Mass surveillance and Snoopers' Charter

JOURNALISTS BEING UNLAWFULLY SPIED ON, COURT HEARS

Posted on 10 May 2023

Liberty case against Snoopers’ Charter back in court

  • Lack of safeguards on mass surveillance means journalistic material at risk, Liberty says
  • Court told lawyers also lack protection, while powers to spy on general public still unacceptably wide

Human rights organisation Liberty is back in court this week to challenge mass surveillance powers used by state bodies to spy on the UK population.

The Court of Appeal will today (10 May) hear how bulk powers under the Investigatory Powers Act, also known as the ‘Snoopers’ Charter’, violate the rights to privacy and freedom of expression.

Wide-ranging surveillance powers in the Act mean that journalists, lawyers and the general public are at risk of having their calls, text messages, internet history and other data collected and stored by the police and security services, regardless of whether they have done anything wrong.

Liberty will argue that there are insufficient safeguards in place to limit the use of these powers, which is particularly concerning in relation to the confidential work and communications of journalists and lawyers. Ahead of today’s hearing, the Government has already conceded that the Act is unlawful and needs to be amended to tighten protections for journalists.

The National Union for Journalists (NUJ) is intervening in the case and will warn the Court that the Act threatens journalistic communications and the right of journalists to protect sources – putting at risk the ability of journalists to report public interest stories.

The appeal is the next stage in Liberty’s long-running case against the Snoopers’ Charter, and challenges several different earlier rulings in the case [1].

Liberty will argue that the Investigatory Powers Act is unlawful because:

It does not protect journalistic and watchdog materials:

  • The Act does not require state bodies to get independent authorisation before carrying out searches on or storing journalistic materials in all the circumstances required by the European Court of Human Rights.
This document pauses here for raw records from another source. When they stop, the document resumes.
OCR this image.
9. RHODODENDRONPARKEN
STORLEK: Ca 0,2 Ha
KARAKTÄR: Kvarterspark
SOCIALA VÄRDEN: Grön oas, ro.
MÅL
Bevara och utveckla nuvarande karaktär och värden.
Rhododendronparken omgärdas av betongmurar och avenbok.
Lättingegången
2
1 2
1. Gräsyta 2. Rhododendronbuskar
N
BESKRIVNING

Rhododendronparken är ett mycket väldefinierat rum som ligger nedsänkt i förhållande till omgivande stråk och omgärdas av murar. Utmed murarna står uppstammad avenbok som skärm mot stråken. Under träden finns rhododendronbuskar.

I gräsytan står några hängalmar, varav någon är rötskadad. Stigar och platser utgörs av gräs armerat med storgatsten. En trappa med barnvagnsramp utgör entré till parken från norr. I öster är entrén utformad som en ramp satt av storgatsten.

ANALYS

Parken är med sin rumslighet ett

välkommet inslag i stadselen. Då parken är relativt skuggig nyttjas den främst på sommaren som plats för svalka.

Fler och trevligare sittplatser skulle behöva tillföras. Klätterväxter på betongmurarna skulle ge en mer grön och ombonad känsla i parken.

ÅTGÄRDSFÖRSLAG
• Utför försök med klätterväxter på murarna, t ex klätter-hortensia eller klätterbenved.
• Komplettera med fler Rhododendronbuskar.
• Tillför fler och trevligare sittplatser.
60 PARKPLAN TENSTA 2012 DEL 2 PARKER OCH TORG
This includes, for example, whenever search terms connected to journalists are used, and if it is likely that journalistic material will be selected (even if that is not the intention).
  • Liberty says this leaves communications between journalists and their sources and other confidential journalistic material at risk, and undermines the free press which is central to our democracy.
  • The Government has conceded that the Investigatory Powers Act breaches freedom of expression by failing to provide the prior independent authorisation safeguard for journalistic materials. But Liberty will argue that the unlawfulness of the Act in relation to journalists goes further than what the Government has conceded.

It does not protect lawyer-client communications:

  • Similarly, there is no requirement in the Act for state bodies to get independent authorisation before carrying out searches on or storing lawyer-client communications in all the circumstances required by the European Court of Human Rights.
  • Liberty says this undermines lawyer-client confidentiality, and ultimately the ability of people to bring legal cases which are in the public interest.

It does not protect the UK population:

  • Liberty says the Act’s bulk powers allow for such a large amount of data to be accessed and stored that the powers fall under the legal definition of ‘general and indiscriminate’ powers. This means they require certain safeguards which they currently lack, according to Liberty.
  • One specific power under the Act – known as ‘bulk personal datasets’ – allows state bodies to collect bulk data on millions of people, the majority of whom are of no intelligence interest. Liberty says this power is so wide, and has so few safeguards, that it fails to provide the public with any indication of what data the state may hold on them, or how it might be used, and is thus unlawful.
  • The bulk powers in the Act also lack several safeguards which the European Court of Human Rights and EU courts have ruled are necessary in previous surveillance cases, including around what data can be collected in the first place, how data collected can be accessed and searched, and protections for metadata as well as content.

Megan Goulding, Liberty lawyer working on the case, said:

“The state’s mass surveillance powers do not make us safer – they threaten our privacy and freedom of expression, and undermine our democracy.

“We all want to have control over our personal information, and for the government to respect our rights. But these bulk surveillance powers continue to allow the state to hoover up the messages, calls, web history and more of millions of people. The lack of proper safeguards around these powers leaves journalists and lawyers particularly exposed to state spying – undermining core pillars of our democracy.

“To prevent ongoing abuse of power against all of us we need a surveillance regime which is targeted, proportionate and heavily restricted.”

Michelle Stanistreet, NUJ general secretary, said:

“The NUJ’s intervention in this appeal is to ensure that every effort is made to challenge the harmful consequences of the Investigatory Powers Act for journalistic communications and the right of journalists to protect sources.

“Without sufficient protections, blanket powers can be used by the government to undermine democracy and the public’s access to stories in the public interest. The government must act now to safeguard journalism.”

 

1. Details of all the cases and how they fit together can be found here.

2. Liberty instructs Shamik Dutta at Bhatt Murphy Solicitors, Ben Jaffey KC of Blackstone Chambers, David Heaton of Brick Court Chambers, and Sophie Bird of Brick Court Chambers.